By MICHELE F. MIHALJEVICH
LOUISVILLE, Ky. — The process by which the USDA’s National Agricultural Statistics Service (NASS) creates its crop production and acreage reports is designed to provide accurate data as of the date the information is collected, officials with the agency said.
Two recent reports – June 28 and August 12 – have drawn criticism from some industry observers and market analysts who said the numbers didn’t correctly reflect what farmers had planted or were expected to produce. Farm World spoke with some USDA officials about how information is gathered and reviewed for the reports.
“What wasn’t understood (about the June acreage report) is it was based on acres already planted and what farmers said they intended to plant on June 1,” explained David Knopf, regional director of the NASS Eastern Mountain regional field office, which includes Kentucky and Tennessee.
“If something happens between when the data is collected and reports are released, that won’t be reflected in the report.
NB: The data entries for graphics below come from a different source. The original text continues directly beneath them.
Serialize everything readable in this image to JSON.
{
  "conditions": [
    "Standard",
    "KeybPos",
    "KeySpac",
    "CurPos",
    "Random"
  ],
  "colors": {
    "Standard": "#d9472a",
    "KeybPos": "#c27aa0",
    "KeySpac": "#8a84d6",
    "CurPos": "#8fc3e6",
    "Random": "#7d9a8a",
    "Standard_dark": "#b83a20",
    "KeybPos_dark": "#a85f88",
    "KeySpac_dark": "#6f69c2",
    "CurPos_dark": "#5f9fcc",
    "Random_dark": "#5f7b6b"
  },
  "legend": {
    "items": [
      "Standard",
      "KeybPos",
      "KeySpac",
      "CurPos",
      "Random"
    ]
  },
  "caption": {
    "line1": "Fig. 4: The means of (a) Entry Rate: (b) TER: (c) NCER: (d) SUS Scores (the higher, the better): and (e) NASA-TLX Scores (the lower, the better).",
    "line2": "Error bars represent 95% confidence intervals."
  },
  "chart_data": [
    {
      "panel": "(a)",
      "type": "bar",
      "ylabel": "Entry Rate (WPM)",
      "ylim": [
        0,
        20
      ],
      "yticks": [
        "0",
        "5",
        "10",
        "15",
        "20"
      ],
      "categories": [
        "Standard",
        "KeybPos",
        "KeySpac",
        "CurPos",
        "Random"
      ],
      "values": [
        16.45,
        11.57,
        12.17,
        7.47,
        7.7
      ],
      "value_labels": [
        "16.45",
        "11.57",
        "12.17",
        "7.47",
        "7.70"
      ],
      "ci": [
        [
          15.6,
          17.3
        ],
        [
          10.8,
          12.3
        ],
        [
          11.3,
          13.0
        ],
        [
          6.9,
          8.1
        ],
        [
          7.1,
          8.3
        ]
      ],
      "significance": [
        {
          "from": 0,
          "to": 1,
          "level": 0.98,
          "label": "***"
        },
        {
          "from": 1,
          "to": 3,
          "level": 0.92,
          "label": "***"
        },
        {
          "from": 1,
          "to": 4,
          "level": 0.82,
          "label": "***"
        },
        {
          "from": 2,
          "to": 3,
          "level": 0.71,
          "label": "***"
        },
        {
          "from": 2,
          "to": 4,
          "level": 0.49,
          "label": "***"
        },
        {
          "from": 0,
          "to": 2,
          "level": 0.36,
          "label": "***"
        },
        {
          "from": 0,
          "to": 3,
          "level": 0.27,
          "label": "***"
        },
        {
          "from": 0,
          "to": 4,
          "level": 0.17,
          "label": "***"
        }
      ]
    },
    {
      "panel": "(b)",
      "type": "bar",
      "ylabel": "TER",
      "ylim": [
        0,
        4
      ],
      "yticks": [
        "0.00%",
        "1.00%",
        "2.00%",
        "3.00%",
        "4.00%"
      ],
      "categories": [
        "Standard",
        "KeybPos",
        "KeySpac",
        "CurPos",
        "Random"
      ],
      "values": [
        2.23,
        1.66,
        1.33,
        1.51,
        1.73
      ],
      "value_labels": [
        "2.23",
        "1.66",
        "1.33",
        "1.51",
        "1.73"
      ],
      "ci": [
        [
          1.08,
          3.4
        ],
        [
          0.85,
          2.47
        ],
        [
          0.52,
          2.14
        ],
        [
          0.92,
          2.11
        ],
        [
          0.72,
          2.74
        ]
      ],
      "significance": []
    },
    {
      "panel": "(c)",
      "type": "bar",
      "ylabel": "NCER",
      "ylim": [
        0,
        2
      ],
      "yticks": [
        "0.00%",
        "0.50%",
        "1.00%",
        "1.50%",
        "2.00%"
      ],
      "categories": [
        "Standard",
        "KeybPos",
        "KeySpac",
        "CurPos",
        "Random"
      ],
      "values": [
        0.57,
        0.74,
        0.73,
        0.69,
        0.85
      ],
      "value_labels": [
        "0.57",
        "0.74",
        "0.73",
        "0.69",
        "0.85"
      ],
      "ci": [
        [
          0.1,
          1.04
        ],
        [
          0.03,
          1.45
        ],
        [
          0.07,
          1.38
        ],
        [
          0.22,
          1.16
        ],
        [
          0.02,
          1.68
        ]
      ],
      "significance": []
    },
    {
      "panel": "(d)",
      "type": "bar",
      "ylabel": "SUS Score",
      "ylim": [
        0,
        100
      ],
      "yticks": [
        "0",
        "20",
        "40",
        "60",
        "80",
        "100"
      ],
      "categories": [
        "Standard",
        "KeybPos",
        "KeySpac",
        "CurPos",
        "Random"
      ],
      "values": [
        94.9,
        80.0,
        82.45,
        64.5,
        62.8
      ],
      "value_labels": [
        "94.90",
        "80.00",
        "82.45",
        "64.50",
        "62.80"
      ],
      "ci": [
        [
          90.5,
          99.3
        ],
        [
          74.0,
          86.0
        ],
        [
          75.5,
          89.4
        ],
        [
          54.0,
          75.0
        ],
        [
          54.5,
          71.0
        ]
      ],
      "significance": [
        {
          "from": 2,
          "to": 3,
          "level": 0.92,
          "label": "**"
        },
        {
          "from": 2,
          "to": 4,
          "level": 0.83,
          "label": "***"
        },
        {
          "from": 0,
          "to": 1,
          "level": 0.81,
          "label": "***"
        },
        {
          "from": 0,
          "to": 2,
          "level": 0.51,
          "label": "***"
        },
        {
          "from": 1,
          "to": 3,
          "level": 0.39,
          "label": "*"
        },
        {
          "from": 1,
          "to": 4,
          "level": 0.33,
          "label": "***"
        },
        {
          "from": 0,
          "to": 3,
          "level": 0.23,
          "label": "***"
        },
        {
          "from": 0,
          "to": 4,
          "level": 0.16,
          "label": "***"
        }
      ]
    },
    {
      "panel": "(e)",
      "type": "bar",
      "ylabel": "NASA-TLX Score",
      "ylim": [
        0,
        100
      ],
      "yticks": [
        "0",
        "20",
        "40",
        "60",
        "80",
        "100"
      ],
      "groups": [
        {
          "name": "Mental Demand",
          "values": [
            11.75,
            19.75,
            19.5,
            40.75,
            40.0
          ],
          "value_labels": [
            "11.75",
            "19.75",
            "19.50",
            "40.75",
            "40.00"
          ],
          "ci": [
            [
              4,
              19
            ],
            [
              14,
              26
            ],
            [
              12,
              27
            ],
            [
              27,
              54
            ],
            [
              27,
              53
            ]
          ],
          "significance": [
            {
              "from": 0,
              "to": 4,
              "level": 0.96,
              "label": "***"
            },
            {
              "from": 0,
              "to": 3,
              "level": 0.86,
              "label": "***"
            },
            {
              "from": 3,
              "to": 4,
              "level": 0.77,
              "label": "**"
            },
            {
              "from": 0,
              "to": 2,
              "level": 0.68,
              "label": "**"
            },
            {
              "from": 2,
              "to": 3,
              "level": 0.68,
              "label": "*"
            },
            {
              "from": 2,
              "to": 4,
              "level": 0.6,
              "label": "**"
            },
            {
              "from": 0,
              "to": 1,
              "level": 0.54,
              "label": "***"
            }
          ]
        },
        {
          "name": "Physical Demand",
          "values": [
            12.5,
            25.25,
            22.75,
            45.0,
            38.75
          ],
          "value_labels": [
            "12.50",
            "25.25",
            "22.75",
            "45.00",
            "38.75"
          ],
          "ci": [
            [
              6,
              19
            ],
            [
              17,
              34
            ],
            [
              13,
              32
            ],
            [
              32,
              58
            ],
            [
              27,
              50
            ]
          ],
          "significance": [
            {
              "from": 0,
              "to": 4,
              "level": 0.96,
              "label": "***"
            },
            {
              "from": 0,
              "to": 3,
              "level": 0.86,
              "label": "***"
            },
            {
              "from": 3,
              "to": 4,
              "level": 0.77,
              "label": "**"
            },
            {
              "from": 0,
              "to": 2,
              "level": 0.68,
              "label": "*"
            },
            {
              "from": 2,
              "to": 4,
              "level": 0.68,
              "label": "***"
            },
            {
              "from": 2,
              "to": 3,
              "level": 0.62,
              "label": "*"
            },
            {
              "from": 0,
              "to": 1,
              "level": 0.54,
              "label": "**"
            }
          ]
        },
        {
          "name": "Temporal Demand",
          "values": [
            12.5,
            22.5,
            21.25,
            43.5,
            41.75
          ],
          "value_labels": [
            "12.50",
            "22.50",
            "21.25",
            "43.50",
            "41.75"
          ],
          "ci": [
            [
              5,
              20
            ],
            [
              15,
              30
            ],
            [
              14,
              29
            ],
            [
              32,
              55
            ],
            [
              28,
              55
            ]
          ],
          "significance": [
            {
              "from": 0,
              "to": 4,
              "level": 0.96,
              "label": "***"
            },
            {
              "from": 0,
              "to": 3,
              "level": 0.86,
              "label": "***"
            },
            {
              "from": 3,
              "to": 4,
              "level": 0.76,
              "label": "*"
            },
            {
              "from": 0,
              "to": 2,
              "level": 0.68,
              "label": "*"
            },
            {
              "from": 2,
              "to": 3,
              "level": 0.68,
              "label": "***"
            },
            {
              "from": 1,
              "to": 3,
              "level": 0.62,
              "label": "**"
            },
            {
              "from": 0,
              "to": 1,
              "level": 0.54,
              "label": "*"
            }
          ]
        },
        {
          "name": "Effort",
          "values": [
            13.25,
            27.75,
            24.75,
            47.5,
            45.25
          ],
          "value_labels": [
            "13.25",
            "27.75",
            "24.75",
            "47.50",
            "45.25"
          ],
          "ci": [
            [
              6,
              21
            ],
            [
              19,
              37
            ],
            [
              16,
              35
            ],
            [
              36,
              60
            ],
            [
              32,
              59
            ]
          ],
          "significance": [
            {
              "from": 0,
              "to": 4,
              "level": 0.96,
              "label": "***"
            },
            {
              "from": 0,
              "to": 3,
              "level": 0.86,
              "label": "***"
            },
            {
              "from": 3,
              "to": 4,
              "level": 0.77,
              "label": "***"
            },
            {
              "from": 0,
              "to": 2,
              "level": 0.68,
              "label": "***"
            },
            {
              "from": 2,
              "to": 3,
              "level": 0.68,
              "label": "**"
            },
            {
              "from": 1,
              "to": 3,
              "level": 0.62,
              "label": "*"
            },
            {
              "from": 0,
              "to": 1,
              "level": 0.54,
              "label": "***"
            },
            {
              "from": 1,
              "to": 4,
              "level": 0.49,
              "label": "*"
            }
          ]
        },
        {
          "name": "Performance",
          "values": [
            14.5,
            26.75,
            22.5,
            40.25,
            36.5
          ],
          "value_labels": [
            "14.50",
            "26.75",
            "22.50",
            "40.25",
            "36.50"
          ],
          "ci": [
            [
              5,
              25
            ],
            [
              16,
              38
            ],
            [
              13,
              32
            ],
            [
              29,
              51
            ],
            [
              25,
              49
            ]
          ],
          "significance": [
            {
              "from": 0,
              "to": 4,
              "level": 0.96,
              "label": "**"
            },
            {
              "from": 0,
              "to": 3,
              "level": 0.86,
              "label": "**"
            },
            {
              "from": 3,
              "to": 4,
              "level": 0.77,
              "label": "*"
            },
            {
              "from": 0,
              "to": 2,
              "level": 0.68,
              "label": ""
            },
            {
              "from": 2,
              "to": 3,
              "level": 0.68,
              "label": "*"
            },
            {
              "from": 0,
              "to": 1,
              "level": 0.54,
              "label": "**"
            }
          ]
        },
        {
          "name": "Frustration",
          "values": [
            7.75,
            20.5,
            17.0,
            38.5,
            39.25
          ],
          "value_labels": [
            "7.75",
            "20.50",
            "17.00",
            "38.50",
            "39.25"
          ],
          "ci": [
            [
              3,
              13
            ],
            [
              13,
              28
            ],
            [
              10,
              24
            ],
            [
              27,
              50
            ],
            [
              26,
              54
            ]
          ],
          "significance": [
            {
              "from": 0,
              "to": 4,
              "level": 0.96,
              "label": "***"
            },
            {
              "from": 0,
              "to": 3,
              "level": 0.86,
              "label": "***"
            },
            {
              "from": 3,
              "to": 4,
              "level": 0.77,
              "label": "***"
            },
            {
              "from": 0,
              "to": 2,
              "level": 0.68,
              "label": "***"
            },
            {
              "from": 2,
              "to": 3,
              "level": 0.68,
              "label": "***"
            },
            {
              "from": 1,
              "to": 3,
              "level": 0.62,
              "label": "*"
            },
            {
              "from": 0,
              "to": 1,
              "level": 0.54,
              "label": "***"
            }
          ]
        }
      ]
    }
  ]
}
We’re not predicting what it will be, but trying to establish production based on current conditions.”
Information in the August 12 report was based on current conditions around the first of the month, he noted. The agency collected data from late July through early August.
Because wet weather delayed planting in many areas, the August report also contained the results of a second round of questions for farmers who said prior to the June report, they had acreage not yet planted for corn, soybeans, and other crops. Farmers in 14 states – including Illinois, Indiana, Iowa, Michigan, and Ohio – were contacted again.
In compiling the August report, NASS also looked at Farm Service Agency certified acreage information and satellite data when updating planted and harvested acreage.
The production and acreage reports are a “snapshot in time,” said Mark Schleusener, Illinois state statistician. For example, farmers were asked in early June what their planting intentions were as of June 1. The acreage report was released on June 28.
“When I hear criticism, it reminds me we are like an umpire at a baseball game,” he explained. “We call fair or foul, balls and strikes. Someone is not going to like the call. When we publish a number, some people won’t like it. Some producers weren’t happy with those numbers. We try to explain our procedures.”
There has to be a valid statistical methodology used to have confidence in the data, Knopf said, adding the statistics go through a rigorous process to ensure accuracy. A representative sample of farmers – about 21,000 nationwide for the August report – were contacted.
The pool of producers remains the same for each growing season but changes annually.
“For August, we asked farmers what they expected their yields to be,” Knopf explained. “In September through November, we’ll also include data from field plots. These are independent of a person’s opinion.
“The people who use information from the reports must understand it is somewhat subjective. It’s based on an individual’s best guess on what yield might be, and sometimes they’re off.”
After the data are collected, it goes through a computer algorithm and is also examined by someone from NASS. Statisticians look for consistency in the data and may contact a farmer if they’re uncertain about the numbers, he said.
Producers tend to be pessimistic about yields early in the season, Schleusener pointed out. “As we get into September and October – by then, some or many will have harvested some corn acres – they recalibrate up or down. In the August, September, October, and November reports, we look at monthly changes in farmer-reported yield. We also ask if they’re done harvesting.”
Farmer responses to NASS surveys are confidential, he said.
After the data are compiled and analyzed, it’s summarized at the state level. Secondary sources, such as weather data, crop conditions, and observations by NASS staff, extension agents, and industry contacts, are also considered, Knopf said.
After data at the statewide level are compiled, it is submitted to NASS headquarters, where a board of 6-8 people review it before the data’s released.
Some market analysts questioned whether NASS should have delayed the June 28 report until more farmers had the opportunity to plant. “It’s important for NASS to publish a report when we say we’re going to publish one,” Schleusener noted.
“If there’s a freeze in Florida in January or February that impacts the strawberry crop, that will show up in a NASS report. Stores may have to find a different supplier, the transportation industry may have to make adjustments, California growers might market their strawberries differently.”
NASS reports such as Crop Production, Grain Stocks, and Plantings are considered principal economic indicators for the country. Other indicators include housing starts, employment, gross domestic product, retail sales, durable goods sales, and earnings.
Knopf said NASS does the best it can for producers and others who use the data.
“Maybe I’ve heard criticism enough that it doesn’t bother me anymore. I still take it seriously. There are very informed people who make those comments. If someone says something like that, I need to examine what we’re doing and what we’re saying. If markets react in a negative way, to a farmer, that affects his or her business.”